While high, the figure is not too much of a surprise: a number of economists and fund managers said just a couple of weeks ago that US inflation could rise to 4% given that we are coming from a very low base year-on-year.
April saw the largest monthly increase in the index for used cars and trucks since the series began in 1953, and the largest monthly increase in the index for all items less food and energy since April 1982*. The figure could even rise further in the next few months as economies reopen.
“There are two questions on investors’ minds,” commented Darius McDermott, managing director of FundCalibre. “The first is whether the high numbers will cause central banks to freak out and raise interest rates faster and higher than they currently intend. At the moment, the rhetoric from the Federal Reserve at least suggests not.
“The second is whether this inflation is transitory or whether it will turn out to be more embedded in the system than it has been for many years. At the moment it would seem a short-term phenomenon, but we are not going to know whether that assumption is correct for a good few months.
“I expect there to be quite a bit of volatility over the summer as markets digest the numbers and listen closely to central bank meetings.”
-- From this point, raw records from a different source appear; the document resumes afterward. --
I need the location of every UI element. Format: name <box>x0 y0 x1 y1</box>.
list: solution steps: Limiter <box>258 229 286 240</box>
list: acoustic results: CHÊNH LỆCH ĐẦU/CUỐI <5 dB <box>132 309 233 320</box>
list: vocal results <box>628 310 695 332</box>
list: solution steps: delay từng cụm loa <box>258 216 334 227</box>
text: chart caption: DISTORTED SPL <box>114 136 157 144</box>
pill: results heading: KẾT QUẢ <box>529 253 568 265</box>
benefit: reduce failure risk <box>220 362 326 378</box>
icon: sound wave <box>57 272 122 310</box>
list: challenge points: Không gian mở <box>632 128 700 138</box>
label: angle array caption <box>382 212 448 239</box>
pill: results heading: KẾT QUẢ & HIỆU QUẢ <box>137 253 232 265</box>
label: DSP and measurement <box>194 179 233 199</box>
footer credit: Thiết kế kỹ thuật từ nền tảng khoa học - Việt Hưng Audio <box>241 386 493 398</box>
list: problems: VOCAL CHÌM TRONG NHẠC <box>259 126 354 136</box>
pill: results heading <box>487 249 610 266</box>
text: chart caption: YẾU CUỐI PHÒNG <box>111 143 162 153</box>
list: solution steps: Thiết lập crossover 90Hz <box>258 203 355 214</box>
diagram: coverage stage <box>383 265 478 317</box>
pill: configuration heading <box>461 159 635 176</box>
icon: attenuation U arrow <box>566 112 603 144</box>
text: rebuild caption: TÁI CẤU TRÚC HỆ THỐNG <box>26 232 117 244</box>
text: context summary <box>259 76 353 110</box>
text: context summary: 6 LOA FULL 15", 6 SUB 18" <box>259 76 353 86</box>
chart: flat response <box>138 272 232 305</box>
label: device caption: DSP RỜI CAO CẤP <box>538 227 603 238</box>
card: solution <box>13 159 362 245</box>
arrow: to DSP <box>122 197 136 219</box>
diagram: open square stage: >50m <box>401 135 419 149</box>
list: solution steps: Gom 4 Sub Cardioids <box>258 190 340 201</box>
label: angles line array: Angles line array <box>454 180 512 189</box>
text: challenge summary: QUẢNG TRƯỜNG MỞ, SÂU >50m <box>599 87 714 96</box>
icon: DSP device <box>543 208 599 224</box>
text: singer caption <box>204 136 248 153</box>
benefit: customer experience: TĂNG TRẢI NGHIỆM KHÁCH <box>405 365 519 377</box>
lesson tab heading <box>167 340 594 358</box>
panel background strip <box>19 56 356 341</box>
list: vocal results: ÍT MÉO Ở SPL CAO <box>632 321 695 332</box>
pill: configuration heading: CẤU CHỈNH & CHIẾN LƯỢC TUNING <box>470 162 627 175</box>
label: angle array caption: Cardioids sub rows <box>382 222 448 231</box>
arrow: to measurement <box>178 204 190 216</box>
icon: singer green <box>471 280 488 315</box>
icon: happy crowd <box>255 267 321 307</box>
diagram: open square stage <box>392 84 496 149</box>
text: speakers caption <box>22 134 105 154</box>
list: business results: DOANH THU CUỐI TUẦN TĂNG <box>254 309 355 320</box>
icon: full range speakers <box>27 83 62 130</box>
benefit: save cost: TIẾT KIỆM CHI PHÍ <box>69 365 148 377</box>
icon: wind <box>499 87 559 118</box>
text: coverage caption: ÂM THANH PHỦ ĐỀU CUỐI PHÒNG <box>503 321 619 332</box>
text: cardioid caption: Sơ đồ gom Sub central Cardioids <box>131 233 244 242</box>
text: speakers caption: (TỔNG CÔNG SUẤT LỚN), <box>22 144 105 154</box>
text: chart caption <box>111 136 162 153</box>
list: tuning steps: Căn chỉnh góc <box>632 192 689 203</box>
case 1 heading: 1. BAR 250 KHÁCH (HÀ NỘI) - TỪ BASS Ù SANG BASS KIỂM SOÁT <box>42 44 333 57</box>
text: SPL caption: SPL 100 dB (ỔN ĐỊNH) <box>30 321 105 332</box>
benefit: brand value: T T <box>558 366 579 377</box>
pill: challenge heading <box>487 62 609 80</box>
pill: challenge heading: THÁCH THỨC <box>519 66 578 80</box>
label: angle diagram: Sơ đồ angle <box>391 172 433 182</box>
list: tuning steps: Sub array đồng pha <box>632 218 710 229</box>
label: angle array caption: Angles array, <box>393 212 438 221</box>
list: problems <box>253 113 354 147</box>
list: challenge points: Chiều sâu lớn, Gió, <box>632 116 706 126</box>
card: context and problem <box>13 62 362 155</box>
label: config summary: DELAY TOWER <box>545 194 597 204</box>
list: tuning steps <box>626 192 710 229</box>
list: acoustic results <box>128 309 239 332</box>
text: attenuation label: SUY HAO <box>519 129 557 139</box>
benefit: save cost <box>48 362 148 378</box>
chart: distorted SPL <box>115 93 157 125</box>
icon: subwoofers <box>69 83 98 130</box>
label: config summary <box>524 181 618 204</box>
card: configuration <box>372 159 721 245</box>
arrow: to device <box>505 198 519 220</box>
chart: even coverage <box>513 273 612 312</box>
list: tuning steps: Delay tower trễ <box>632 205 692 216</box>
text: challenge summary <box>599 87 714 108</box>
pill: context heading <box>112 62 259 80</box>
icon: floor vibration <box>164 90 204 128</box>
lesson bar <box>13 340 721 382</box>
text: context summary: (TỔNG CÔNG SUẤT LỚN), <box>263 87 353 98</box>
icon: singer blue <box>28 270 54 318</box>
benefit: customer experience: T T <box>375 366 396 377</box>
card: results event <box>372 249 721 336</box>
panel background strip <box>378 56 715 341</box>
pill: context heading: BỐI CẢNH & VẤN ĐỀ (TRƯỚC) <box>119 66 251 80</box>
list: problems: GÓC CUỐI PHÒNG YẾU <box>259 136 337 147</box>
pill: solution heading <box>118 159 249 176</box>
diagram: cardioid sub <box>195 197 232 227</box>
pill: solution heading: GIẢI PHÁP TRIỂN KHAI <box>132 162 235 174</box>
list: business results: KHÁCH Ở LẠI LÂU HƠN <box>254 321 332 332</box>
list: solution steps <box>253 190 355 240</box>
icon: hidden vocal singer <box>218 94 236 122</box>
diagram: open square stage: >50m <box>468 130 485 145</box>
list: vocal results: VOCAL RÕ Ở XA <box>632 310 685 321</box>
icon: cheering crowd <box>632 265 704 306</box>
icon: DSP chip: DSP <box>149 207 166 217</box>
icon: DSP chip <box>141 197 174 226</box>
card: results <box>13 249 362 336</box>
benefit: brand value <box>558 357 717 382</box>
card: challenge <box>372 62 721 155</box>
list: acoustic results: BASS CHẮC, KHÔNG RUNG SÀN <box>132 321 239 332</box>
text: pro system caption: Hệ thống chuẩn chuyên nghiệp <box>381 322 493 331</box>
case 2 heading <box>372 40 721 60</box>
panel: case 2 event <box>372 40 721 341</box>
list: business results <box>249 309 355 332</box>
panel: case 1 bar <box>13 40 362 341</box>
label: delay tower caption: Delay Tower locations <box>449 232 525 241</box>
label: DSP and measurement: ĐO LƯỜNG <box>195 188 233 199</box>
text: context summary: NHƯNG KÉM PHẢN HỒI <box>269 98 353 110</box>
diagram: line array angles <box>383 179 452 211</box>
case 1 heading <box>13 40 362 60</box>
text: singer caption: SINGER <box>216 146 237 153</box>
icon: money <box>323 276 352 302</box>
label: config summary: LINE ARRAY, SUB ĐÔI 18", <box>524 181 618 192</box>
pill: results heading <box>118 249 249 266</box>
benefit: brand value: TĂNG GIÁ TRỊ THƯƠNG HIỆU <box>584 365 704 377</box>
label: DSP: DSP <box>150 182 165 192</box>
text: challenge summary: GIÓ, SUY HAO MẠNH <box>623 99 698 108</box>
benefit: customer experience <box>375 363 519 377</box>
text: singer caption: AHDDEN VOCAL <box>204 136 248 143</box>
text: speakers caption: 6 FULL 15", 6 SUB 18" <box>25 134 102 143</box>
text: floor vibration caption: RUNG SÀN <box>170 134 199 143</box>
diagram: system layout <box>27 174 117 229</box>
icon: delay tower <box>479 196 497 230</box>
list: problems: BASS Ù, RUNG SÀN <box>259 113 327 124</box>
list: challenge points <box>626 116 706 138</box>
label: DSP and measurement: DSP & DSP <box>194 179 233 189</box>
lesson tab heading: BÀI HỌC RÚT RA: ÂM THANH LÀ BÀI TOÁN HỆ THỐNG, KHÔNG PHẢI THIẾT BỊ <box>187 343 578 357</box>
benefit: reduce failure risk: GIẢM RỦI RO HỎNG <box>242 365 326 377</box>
Inflation is historically bad for bonds, but there are ways that managers can limit the damage done to their portfolios.
When it comes to equities, there are a number of options, depending on your personal view on the direction of inflation:
If you believe in the inflationary trade lasting longer than expected, you could invest in value strategies. In the UK this would include the likes of JOHCM UK Dynamic and TM CRUX UK Special Situations. Globally, Schroder Global Recovery and Ninety One Global Special Situations are worth a look.
If you think inflation is a short-term issue, then you could buy growth strategies on the market dips, getting a much better price than has been available in recent months. For example, Marlborough Multi-Cap Growth or AXA Framlington UK Mid Cap in the UK and Premier Miton Global Smaller Companies or Brown Advisory Global Leaders.
If you want to dampen some of the likely volatility, then investing monthly, rather than trying to time the market with lump sum investments, could help you get through the summer with fewer sleepless nights.